Steam, one of the most popular gaming platforms on PC, has reportedly been hit by a major data leak, but not directly. A third-party vendor that worked with Valve may have suffered a breach. This breach has exposed the data of over 89 million users.
This leak was first highlighted by Twitter user Mellow_Online1, who pointed to a LinkedIn post by cybersecurity firm Underdark AI. According to the post, a hacker using the name Machine1337 claimed on a dark web forum that they have access to over 89 million Steam user records.
The leak is said to include usernames, passwords, and even two-factor authentication (2FA) SMS logs, message contents, and other metadata.
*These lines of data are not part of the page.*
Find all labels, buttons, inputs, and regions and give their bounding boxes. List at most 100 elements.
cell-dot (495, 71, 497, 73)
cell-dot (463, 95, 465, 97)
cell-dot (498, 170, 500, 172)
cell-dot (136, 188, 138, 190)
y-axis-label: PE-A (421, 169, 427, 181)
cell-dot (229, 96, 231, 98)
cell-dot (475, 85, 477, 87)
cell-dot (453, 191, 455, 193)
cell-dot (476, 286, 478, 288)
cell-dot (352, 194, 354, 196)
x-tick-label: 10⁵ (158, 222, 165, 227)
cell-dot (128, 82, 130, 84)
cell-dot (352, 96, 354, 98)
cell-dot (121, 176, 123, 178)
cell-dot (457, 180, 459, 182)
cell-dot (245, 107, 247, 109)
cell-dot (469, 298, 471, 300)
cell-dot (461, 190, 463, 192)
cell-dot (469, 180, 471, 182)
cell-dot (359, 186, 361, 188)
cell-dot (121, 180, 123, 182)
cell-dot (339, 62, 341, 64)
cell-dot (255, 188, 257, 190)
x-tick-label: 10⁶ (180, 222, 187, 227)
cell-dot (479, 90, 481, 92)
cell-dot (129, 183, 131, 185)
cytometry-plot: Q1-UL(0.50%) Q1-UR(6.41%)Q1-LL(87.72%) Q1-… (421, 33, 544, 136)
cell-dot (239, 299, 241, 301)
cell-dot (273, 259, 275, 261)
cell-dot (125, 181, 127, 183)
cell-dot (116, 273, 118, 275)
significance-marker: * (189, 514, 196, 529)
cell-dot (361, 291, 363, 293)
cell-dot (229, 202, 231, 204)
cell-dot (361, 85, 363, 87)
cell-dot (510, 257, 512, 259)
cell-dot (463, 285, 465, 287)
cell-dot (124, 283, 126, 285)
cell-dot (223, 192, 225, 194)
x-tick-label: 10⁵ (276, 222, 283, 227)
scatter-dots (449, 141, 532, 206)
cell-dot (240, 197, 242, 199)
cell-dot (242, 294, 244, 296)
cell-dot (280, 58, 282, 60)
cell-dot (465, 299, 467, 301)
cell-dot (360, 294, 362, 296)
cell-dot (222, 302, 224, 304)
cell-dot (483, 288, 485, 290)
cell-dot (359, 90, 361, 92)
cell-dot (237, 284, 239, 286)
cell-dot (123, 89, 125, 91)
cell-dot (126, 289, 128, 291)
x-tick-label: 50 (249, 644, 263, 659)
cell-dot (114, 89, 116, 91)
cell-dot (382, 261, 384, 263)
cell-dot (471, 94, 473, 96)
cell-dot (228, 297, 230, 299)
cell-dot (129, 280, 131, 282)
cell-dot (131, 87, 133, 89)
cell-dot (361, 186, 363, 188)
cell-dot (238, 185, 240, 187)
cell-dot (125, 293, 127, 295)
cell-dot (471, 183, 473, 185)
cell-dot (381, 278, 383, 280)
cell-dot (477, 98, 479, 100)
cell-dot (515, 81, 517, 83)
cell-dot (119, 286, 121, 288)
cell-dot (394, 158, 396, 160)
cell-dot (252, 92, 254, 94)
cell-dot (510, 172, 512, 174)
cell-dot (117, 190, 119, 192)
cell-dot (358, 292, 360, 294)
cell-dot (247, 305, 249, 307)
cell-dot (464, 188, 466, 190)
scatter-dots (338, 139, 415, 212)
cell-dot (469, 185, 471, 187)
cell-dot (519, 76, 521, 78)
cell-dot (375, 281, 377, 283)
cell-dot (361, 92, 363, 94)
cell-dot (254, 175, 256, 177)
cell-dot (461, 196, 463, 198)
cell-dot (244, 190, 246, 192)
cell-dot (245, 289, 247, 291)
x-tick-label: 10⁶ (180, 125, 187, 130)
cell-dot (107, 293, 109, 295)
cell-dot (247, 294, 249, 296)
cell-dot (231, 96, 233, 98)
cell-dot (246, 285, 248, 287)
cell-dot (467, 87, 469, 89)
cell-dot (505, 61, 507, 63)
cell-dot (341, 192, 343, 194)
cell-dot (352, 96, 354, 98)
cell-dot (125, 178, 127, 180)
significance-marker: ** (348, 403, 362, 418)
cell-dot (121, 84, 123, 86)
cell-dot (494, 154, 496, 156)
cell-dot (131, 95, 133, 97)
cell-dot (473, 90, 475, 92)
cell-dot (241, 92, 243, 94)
While Valve’s servers have not been directly breached, the data reportedly comes from a third-party vendor used by Steam, likely for sending 2FA messages.
Since the vendor’s name appears in the leaked logs, it is clear that the breach happened outside Valve’s system, but it still affects a large number of Steam users.
If you use Steam, now is the time to act. You should change your Steam password immediately. If you have used the same password on other accounts, change all the passwords. Hackers often test leaked credentials on other platforms, so it is important to secure all your accounts if you have reused the same login details elsewhere. You should enable Steam Guard or two-factor authentication.
Valve has not released an official statement yet, but the scale of this leak makes it one of the biggest threats Steam users have faced recently.